Among the IoM's top recommendations is one to create a formal process to consider changes to NIH's organizational structure. That process should be used, said the IoM committee, to consider two mergers-one between the National Institute on Drug Abuse and the National Institute on Alcohol Abuse and Alcoholism, whose missions overlap substantially; and another between the National Institute of General Medical Sciences and the National Human Genome Research Institute. The latter institutes both focus on basic research.
The IoM panel, chaired by Harold Shapiro of Princeton University, also suggested several changes in the way NIH is led. It recommends that the NIH director be appointed to a six-year term, with a second six-year term possible, and that he or she be given authority to hire, fire and review annually the individual institute directors, who are currently appointed by the HHS secretary.

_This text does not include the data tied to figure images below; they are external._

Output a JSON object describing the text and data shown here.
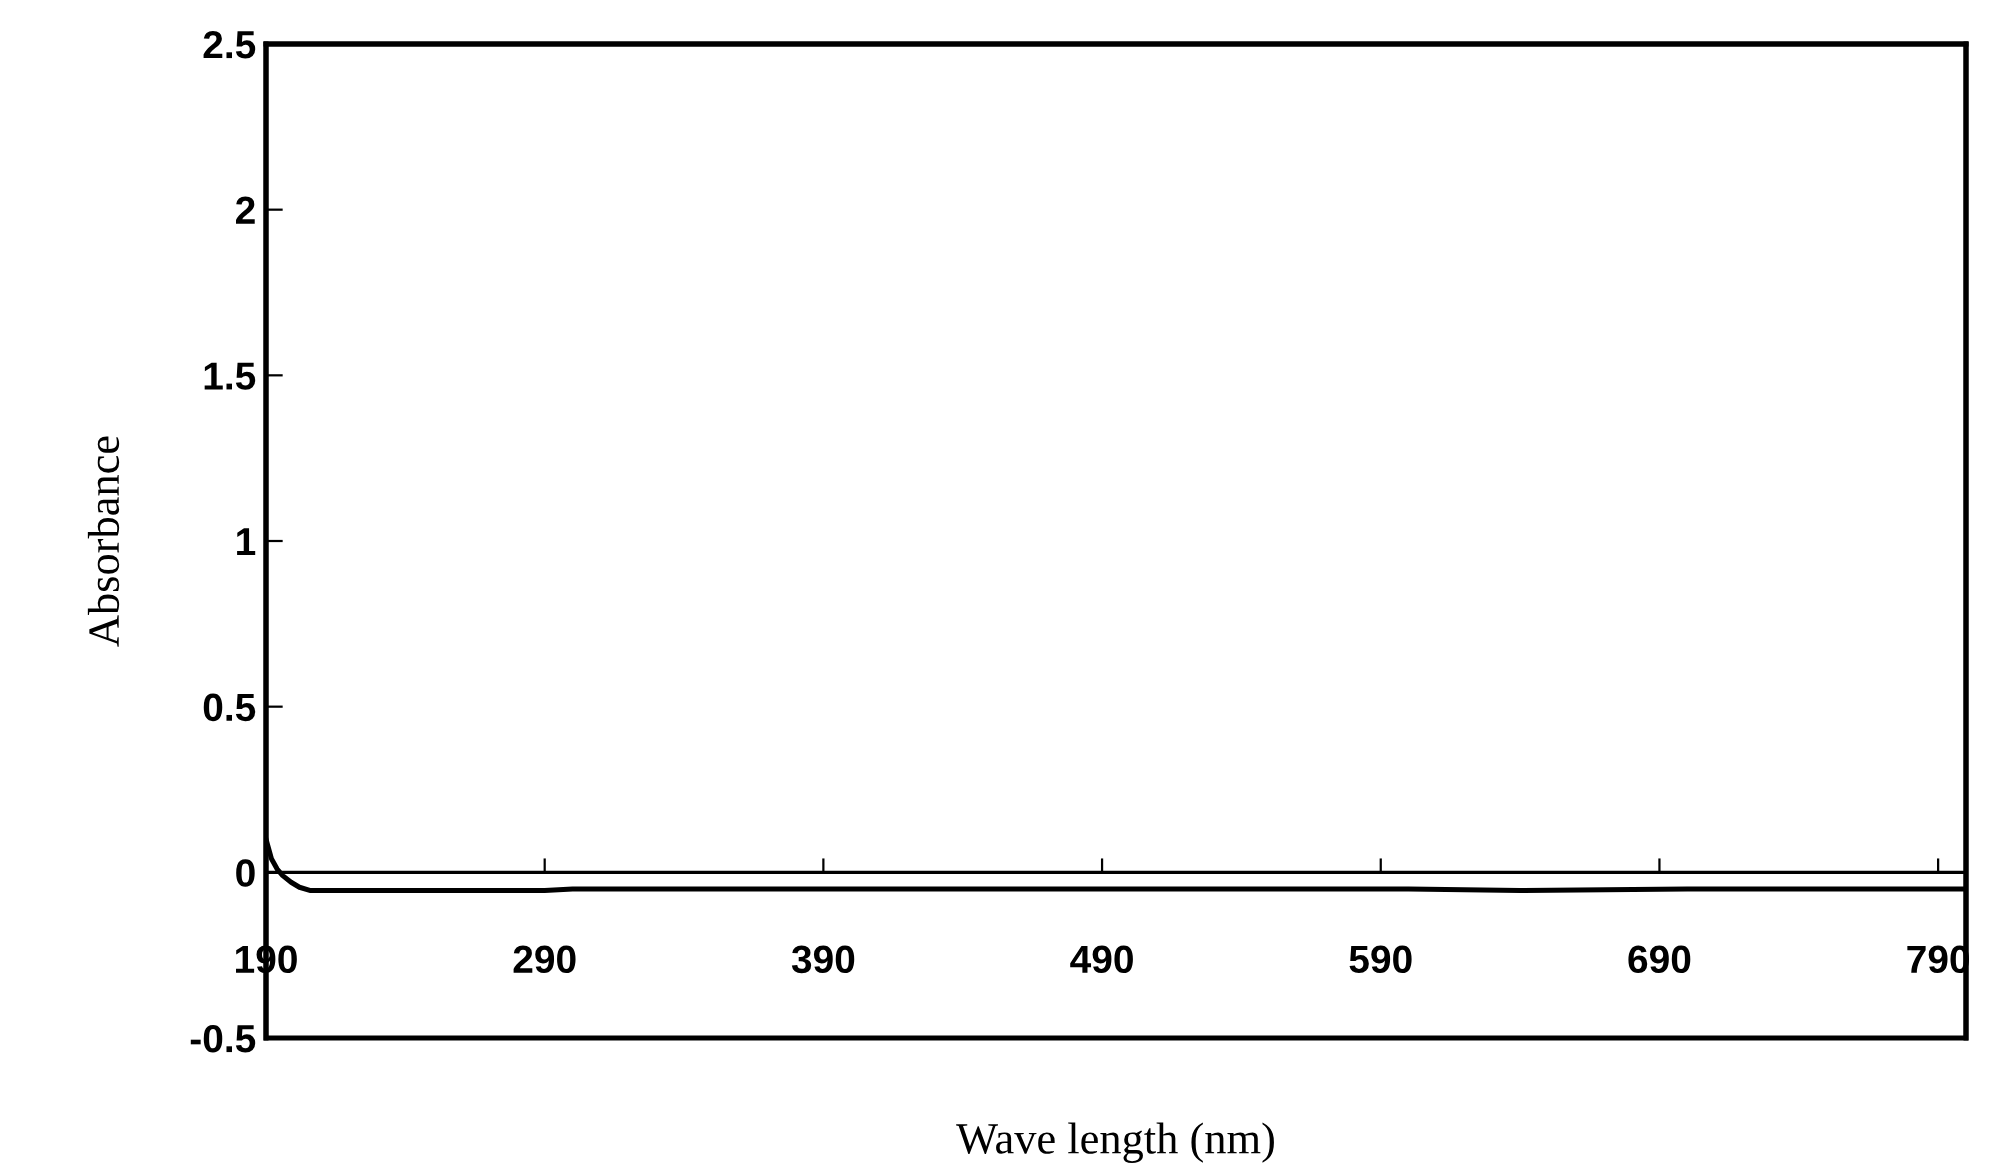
{
  "chart_data": {
    "type": "line",
    "xlabel": "Wave length (nm)",
    "ylabel": "Absorbance",
    "series": [
      {
        "color": "#000000",
        "x": [
          190,
          191,
          192,
          194,
          196,
          199,
          202,
          206,
          210,
          250,
          290,
          300,
          350,
          400,
          500,
          600,
          640,
          700,
          760,
          800
        ],
        "values": [
          0.1,
          0.07,
          0.04,
          0.01,
          -0.01,
          -0.03,
          -0.045,
          -0.055,
          -0.055,
          -0.055,
          -0.055,
          -0.05,
          -0.05,
          -0.05,
          -0.05,
          -0.05,
          -0.055,
          -0.05,
          -0.05,
          -0.05
        ]
      }
    ],
    "xlim": [
      190,
      800
    ],
    "ylim": [
      -0.5,
      2.5
    ],
    "xticks": [
      190,
      290,
      390,
      490,
      590,
      690,
      790
    ],
    "yticks": [
      -0.5,
      0,
      0.5,
      1,
      1.5,
      2,
      2.5
    ],
    "grid": false,
    "legend": false
  }
}
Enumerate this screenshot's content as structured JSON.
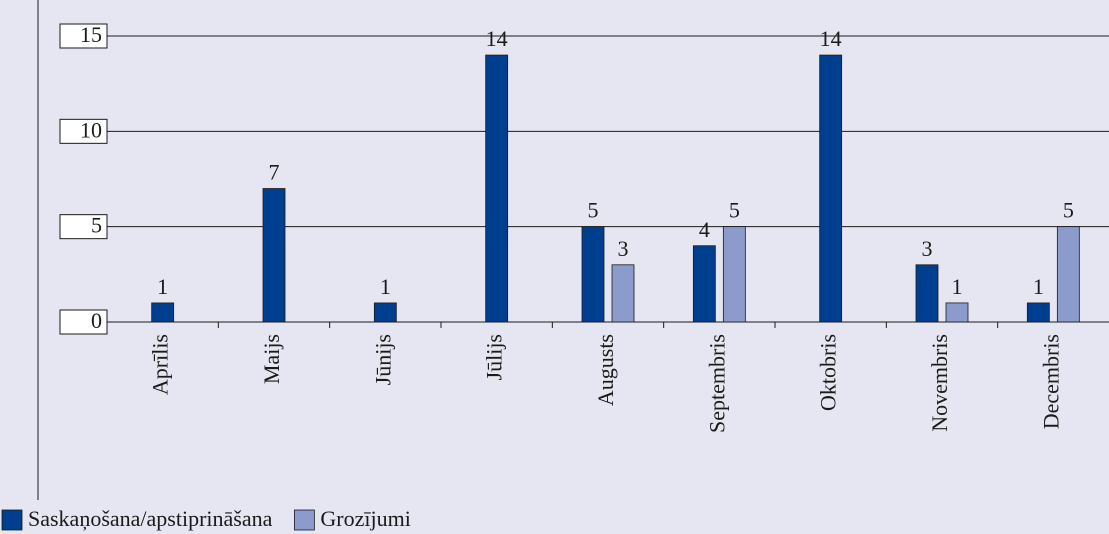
{
  "chart_data": {
    "type": "bar",
    "categories": [
      "Aprīlis",
      "Maijs",
      "Jūnijs",
      "Jūlijs",
      "Augusts",
      "Septembris",
      "Oktobris",
      "Novembris",
      "Decembris"
    ],
    "series": [
      {
        "name": "Saskaņošana/apstiprināšana",
        "color": "#003f8f",
        "values": [
          1,
          7,
          1,
          14,
          5,
          4,
          14,
          3,
          1
        ]
      },
      {
        "name": "Grozījumi",
        "color": "#8a9bcc",
        "values": [
          null,
          null,
          null,
          null,
          3,
          5,
          null,
          1,
          5
        ]
      }
    ],
    "ylim": [
      0,
      15
    ],
    "yticks": [
      0,
      5,
      10,
      15
    ],
    "grid": true
  }
}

The panel recommends that Congress order the NIH director to "lead a trans-NIH planning process to identify major crosscutting issues and their associated research and training opportunities and to generate a small number of major multi-year, but time-limited, research programs." Such trans-NIH research could consume 10 percent or more of NIH's budget within five years.
The committee also recommended that the director be given a "special projects" budget, initially $100 million, but rising to as much as $1 billion "to fund risky cutting-edge research that offers a high potential payoff for society in terms of cures or improved medical treatment."